Alberto Di Chiara, ex giocatore della Fiorentina e oggi procuratore sportivo, ha parlato all’interno della trasmissione “Garrisca il Vento” su Radio Firenze Viola.
Ecco le parole dell’ex calciatore su vari singoli della squadra viola.
Su Gudmundsson:
“Sapere quelle che possono essere le sue problematiche è difficile. Credo che Gudmundsson sia questo, non credo di possa sempre giustificare, prima i problemi fisici poi i problemi extra campo. Credo che lui non si sia ambientato in una situazione in cui ci si aspettava molto da lui e le sue prestazioni positive si sono viste a sprazzi. Penso che sia un problema mentale ma anche tecnico, le sue giocate dovrebbero essere più abituali, il problema è un problema comune quello della sopravvalutazione generale.

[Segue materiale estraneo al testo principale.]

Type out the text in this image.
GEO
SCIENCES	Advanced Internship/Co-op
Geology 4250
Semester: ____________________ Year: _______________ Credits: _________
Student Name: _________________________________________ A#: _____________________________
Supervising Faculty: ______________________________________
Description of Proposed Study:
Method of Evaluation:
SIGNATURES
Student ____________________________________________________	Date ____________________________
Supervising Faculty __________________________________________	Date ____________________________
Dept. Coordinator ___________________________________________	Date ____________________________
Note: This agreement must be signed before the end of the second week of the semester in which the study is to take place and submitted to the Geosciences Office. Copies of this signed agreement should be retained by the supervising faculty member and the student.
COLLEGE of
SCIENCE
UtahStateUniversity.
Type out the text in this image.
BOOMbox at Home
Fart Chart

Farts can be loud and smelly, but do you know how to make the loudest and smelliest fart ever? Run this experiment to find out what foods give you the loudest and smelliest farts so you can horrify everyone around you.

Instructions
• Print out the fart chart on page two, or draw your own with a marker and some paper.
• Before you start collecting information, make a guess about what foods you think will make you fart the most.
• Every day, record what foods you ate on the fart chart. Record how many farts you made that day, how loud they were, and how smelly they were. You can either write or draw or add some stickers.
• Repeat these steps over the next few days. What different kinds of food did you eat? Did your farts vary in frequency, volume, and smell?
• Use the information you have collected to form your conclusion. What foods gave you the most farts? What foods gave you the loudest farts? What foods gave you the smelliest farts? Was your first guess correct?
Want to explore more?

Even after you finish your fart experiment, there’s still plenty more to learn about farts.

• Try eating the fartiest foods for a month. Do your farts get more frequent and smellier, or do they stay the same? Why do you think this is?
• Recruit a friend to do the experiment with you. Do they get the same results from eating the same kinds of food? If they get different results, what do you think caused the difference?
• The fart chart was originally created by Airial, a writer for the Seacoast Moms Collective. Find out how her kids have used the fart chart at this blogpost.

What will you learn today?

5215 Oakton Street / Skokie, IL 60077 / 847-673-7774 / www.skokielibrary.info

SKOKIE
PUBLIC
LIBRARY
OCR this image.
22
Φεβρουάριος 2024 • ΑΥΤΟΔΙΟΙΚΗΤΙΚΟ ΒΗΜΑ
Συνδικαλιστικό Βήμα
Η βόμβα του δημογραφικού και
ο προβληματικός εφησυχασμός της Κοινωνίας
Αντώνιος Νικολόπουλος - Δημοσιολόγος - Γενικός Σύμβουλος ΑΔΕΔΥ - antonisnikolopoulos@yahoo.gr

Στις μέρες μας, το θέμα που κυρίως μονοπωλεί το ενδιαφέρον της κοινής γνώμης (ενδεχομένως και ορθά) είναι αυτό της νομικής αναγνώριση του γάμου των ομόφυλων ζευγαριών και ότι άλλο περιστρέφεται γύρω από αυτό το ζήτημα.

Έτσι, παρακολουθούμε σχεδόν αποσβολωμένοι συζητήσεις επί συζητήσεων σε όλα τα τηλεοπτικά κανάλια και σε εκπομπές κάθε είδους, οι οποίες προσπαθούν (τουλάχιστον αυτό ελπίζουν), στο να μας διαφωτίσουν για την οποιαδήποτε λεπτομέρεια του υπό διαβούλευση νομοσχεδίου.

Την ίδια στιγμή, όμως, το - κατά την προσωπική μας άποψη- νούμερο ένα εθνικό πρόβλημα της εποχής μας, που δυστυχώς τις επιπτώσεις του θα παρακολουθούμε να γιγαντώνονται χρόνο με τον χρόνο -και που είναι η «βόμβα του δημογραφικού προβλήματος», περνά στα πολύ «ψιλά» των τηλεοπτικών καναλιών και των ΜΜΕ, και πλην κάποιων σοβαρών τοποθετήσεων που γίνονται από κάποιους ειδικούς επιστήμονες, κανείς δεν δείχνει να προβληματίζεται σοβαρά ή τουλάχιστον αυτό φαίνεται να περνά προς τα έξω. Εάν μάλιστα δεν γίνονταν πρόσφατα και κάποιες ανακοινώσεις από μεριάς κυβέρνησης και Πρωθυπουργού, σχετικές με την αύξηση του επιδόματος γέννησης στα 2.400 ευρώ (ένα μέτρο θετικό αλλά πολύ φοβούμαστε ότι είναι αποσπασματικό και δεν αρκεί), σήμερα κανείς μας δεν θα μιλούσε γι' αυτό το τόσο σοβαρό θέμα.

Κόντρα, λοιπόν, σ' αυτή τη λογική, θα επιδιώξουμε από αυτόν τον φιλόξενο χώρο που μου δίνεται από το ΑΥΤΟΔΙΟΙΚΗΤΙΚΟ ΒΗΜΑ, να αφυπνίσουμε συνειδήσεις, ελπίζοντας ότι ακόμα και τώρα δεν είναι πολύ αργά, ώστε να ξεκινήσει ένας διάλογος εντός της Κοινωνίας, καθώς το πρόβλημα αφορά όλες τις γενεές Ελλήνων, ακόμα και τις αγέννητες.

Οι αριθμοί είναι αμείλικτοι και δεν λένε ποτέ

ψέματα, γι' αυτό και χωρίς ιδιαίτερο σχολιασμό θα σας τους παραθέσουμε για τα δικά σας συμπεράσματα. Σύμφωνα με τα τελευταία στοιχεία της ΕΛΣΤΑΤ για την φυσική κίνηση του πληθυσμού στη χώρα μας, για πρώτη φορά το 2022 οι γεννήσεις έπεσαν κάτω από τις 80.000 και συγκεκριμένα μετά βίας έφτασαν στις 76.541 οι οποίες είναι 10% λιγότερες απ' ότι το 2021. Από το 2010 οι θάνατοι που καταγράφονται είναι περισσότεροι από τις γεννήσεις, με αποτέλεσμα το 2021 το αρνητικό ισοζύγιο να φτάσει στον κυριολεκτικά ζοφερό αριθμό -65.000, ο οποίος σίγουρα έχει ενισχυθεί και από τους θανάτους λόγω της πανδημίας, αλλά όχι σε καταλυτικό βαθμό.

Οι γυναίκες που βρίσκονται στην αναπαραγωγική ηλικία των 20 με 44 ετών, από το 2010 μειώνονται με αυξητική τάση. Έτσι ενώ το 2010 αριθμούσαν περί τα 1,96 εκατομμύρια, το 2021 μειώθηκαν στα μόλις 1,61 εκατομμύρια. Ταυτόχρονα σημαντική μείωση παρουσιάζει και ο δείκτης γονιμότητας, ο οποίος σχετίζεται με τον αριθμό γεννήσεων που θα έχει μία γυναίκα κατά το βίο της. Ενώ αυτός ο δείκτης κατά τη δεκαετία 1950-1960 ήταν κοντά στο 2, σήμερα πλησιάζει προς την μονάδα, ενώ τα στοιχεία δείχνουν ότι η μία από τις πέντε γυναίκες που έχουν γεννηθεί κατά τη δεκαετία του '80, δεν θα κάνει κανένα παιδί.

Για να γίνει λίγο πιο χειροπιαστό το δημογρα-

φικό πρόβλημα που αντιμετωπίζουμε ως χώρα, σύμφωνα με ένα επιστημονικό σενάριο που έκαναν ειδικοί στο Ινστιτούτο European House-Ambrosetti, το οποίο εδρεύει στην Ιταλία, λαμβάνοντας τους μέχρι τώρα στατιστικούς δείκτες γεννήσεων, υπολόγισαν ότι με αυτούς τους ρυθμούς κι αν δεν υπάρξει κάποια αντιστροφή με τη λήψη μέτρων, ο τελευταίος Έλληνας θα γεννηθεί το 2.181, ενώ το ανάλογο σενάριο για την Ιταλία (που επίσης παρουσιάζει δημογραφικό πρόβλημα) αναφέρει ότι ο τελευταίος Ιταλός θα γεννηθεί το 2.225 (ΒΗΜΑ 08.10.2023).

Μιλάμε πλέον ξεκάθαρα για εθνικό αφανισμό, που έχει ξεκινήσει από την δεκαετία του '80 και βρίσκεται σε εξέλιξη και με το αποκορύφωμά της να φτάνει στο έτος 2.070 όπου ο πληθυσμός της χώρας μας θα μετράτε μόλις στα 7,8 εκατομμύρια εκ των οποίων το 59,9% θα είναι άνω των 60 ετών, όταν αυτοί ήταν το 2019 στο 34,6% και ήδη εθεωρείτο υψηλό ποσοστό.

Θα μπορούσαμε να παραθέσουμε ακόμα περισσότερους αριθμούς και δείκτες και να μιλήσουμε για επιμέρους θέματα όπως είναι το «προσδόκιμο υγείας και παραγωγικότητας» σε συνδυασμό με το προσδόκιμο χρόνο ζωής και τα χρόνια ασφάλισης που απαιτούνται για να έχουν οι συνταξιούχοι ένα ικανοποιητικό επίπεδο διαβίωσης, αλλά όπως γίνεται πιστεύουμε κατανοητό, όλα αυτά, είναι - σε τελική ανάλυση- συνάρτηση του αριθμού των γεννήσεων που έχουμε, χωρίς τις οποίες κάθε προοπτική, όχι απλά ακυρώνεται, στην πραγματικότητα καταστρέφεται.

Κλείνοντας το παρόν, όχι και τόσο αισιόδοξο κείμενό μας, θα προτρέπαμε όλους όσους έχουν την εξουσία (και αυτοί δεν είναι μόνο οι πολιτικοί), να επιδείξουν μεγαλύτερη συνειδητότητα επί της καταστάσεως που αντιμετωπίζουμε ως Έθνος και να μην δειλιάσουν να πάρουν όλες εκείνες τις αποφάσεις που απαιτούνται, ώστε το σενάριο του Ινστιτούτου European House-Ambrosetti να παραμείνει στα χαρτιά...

Gudmundsson ha delle giocate e delle potenzialità che forse per una questione di testa o per una questione personale non riesce ad esprimere al massimo”.
Su Dodo:
“Dodo è un giocatore che ha delle caratteristiche come la sua esplosività poi a livello tecnico non riesce a rifinire. Se hai uno brevilineo con queste caratteristiche devi cercare di sfruttarlo. Credo sia importante che la Fiorentina e Dodo trovino un po’ di continuità, gli manca il finale di quello che fa, riuscire a mettere una palla importante in mezzo o andare alla conclusione. Lui mi pare sempre molto allegro, sorride sempre e si entusiasma a volte pure troppo. Credo sia giusto rinnovargli il contratto”.
Su Fortini:
“Vanoli deve sfruttarlo al massimo, si è saputo adattare sia a destra sia a sinistra. La sua duttilità è molto importante, ha corsa, entusiasmo e personalità. E’ un giocatore che bisogna tenere molto in considerazione, ha preso il posto di Gosens e ora Vanoli deve valutare bene, sta cercando di recuperare la squadra anche fisicamente”.
Su Fagioli:
“E’ un ragazzo con una sensibilità particolare, è un ragazzo su cui puntare perché le qualità tecniche ce le ha. Si è visto che ogni tanto si nasconde perché ancora non ha la sicurezza che gli deve trasmettere Vanoli e invece si è un po’ nascosto. Deve essere il giocatore che fa girare il centrocampo e sta un po’ mancando, bisogna prenderlo sottobraccio parlarci e convincerlo che può essere la chiave di volta di un centrocampo che poi da il via alla manovra. Deve cercare di prendere sicurezza e consapevolezza e ottenerla dalla sua forza di volontà e dal lavoro dell’allenatore”.